Mindfulness based art therapy (MBAT) is a relatively new concept that was introduced by psychologist and writer Laury Rappaport in the book “Mindfulness and the Art Therapies” published in 2009. MBAT incorporates art therapy into mindfulness training.
What Is Mindfulness Based Art Therapy?
Mindfulness based art therapy brings mindfulness and art therapy into the same point and converges them. You engage in the process of exploring yourself beyond the limits that you set for yourself with the help of art. MBAT bridges your mind and body and allows you to express feelings you find tough to put into words.
What Are The Benefits Of Mindfulness Based Art Therapy?
A great deal of research has pointed out the numerous benefits of mindfulness based art therapy. Some psychological disorders that can be improved through MBAT include:
- Eating disorders
- Anger issues
- Substance abuse
Research has acknowledged the potential of MBAT in the following:
- Improving psychological stability.
- Increasing emotional awareness.
- Reducing cognitive awareness through which you live less in your head especially when you are under psychological stress.

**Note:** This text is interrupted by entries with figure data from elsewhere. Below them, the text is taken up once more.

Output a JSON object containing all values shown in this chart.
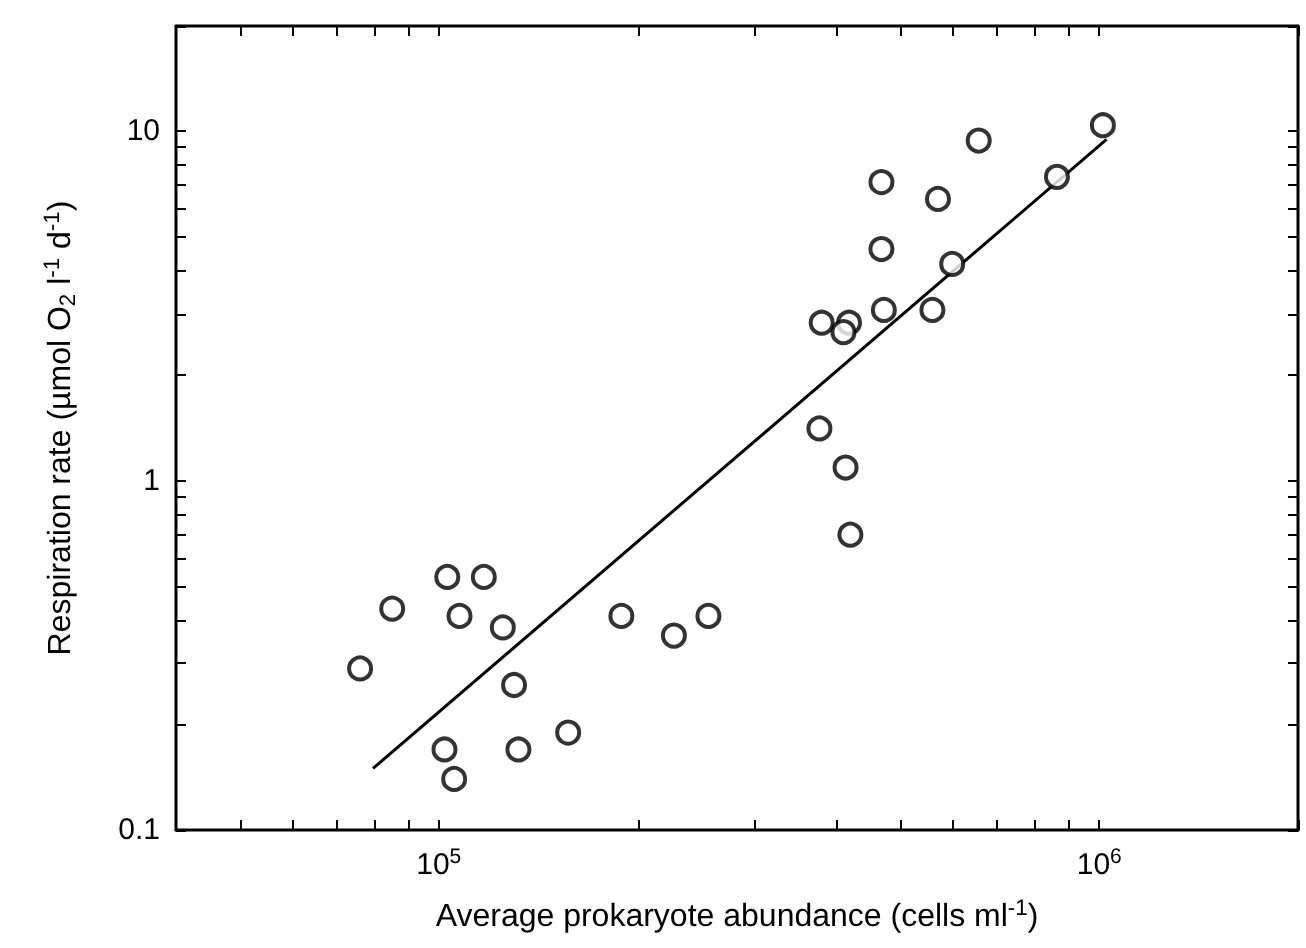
{
  "chart_data": {
    "type": "scatter",
    "xlabel": "Average prokaryote abundance (cells ml$^{-1}$)",
    "ylabel": "Respiration rate (µmol O$_{2}$ l$^{-1}$ d$^{-1}$)",
    "log": "xy",
    "marker": "circle",
    "grid": false,
    "xlim": [
      40000,
      2000000
    ],
    "xticks": [
      {
        "value": 50000,
        "label": null
      },
      {
        "value": 60000,
        "label": null
      },
      {
        "value": 70000,
        "label": null
      },
      {
        "value": 80000,
        "label": null
      },
      {
        "value": 90000,
        "label": null
      },
      {
        "value": 100000,
        "label": "10$^{5}$"
      },
      {
        "value": 200000,
        "label": null
      },
      {
        "value": 300000,
        "label": null
      },
      {
        "value": 400000,
        "label": null
      },
      {
        "value": 500000,
        "label": null
      },
      {
        "value": 600000,
        "label": null
      },
      {
        "value": 700000,
        "label": null
      },
      {
        "value": 800000,
        "label": null
      },
      {
        "value": 900000,
        "label": null
      },
      {
        "value": 1000000,
        "label": "10$^{6}$"
      },
      {
        "value": 2000000,
        "label": null
      }
    ],
    "ylim": [
      0.1,
      20
    ],
    "yticks": [
      0.1,
      {
        "value": 0.2,
        "label": null
      },
      {
        "value": 0.3,
        "label": null
      },
      {
        "value": 0.4,
        "label": null
      },
      {
        "value": 0.5,
        "label": null
      },
      {
        "value": 0.6,
        "label": null
      },
      {
        "value": 0.7,
        "label": null
      },
      {
        "value": 0.8,
        "label": null
      },
      {
        "value": 0.9,
        "label": null
      },
      1,
      {
        "value": 2,
        "label": null
      },
      {
        "value": 3,
        "label": null
      },
      {
        "value": 4,
        "label": null
      },
      {
        "value": 5,
        "label": null
      },
      {
        "value": 6,
        "label": null
      },
      {
        "value": 7,
        "label": null
      },
      {
        "value": 8,
        "label": null
      },
      {
        "value": 9,
        "label": null
      },
      10,
      {
        "value": 20,
        "label": null
      }
    ],
    "series": [
      {
        "color": "#000000",
        "x": [
          76000,
          85000,
          103000,
          117000,
          107500,
          125000,
          130000,
          102000,
          105500,
          132000,
          157000,
          189000,
          227000,
          256000,
          377000,
          413000,
          420000,
          380000,
          418000,
          410000,
          468000,
          468000,
          472000,
          559000,
          570000,
          599000,
          657000,
          863000,
          1013000
        ],
        "values": [
          0.29,
          0.43,
          0.53,
          0.53,
          0.41,
          0.38,
          0.26,
          0.17,
          0.14,
          0.17,
          0.19,
          0.41,
          0.36,
          0.41,
          1.41,
          1.09,
          0.7,
          2.83,
          2.83,
          2.66,
          7.15,
          4.6,
          3.08,
          3.08,
          6.4,
          4.17,
          9.4,
          7.4,
          10.4
        ]
      },
      {
        "type": "line",
        "color": "#000000",
        "marker": "none",
        "x": [
          79500,
          1026000
        ],
        "values": [
          0.15,
          9.47
        ]
      }
    ]
  }
}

- Improving the ability to communicate abstract feelings.
- Increased self acceptance.
Some Examples Of Mindfulness Based Art Therapy
Most of the activities related to MBAT are practiced within a therapy setting but you can also implement them at home. Here are some examples of Mindfulness based art therapy techniques.
- Drawing a picture of yourself: This technique trains you in self acceptance. The picture should be made as realistic as possible and you should learn to accept the so called “flaws” that you find in the picture.

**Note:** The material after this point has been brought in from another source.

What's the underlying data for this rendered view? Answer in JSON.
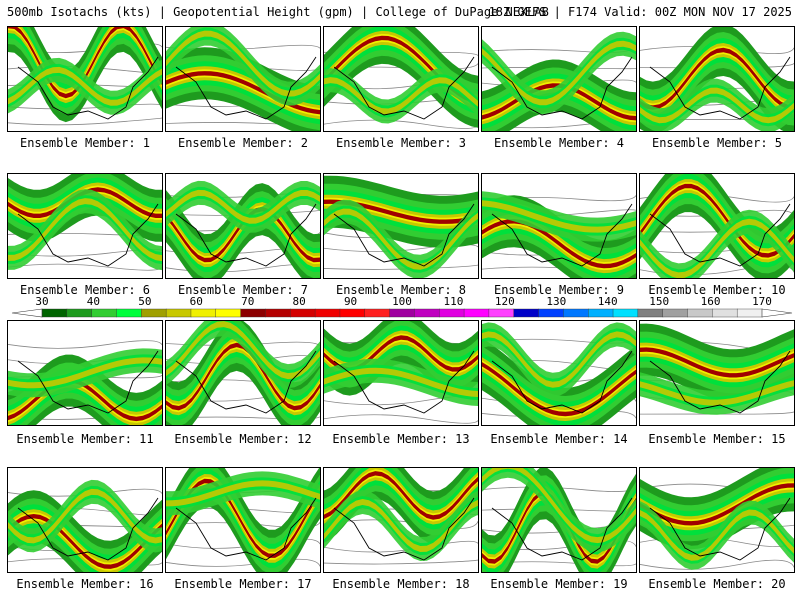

- Using art to express emotions: When you draw, sculpt or paint, try to pass on your emotions into your work. Express the events of the week that made you happy or stressed out through your art. Your work will help you identify your unmet needs and hidden emotions that you failed to notice or found hard to express.
- Analyze your feelings before and after creating the art piece: Notice the differences between how you felt before creating the artwork and what you feel after you are done making the artwork.
MBAT can be used to help children who have faced trauma or are hospitalized because of some serious medical conditions. Children may be asked to represent their future by drawing a picture that will be used as a tool for the therapists to get an idea about how the child is feeling.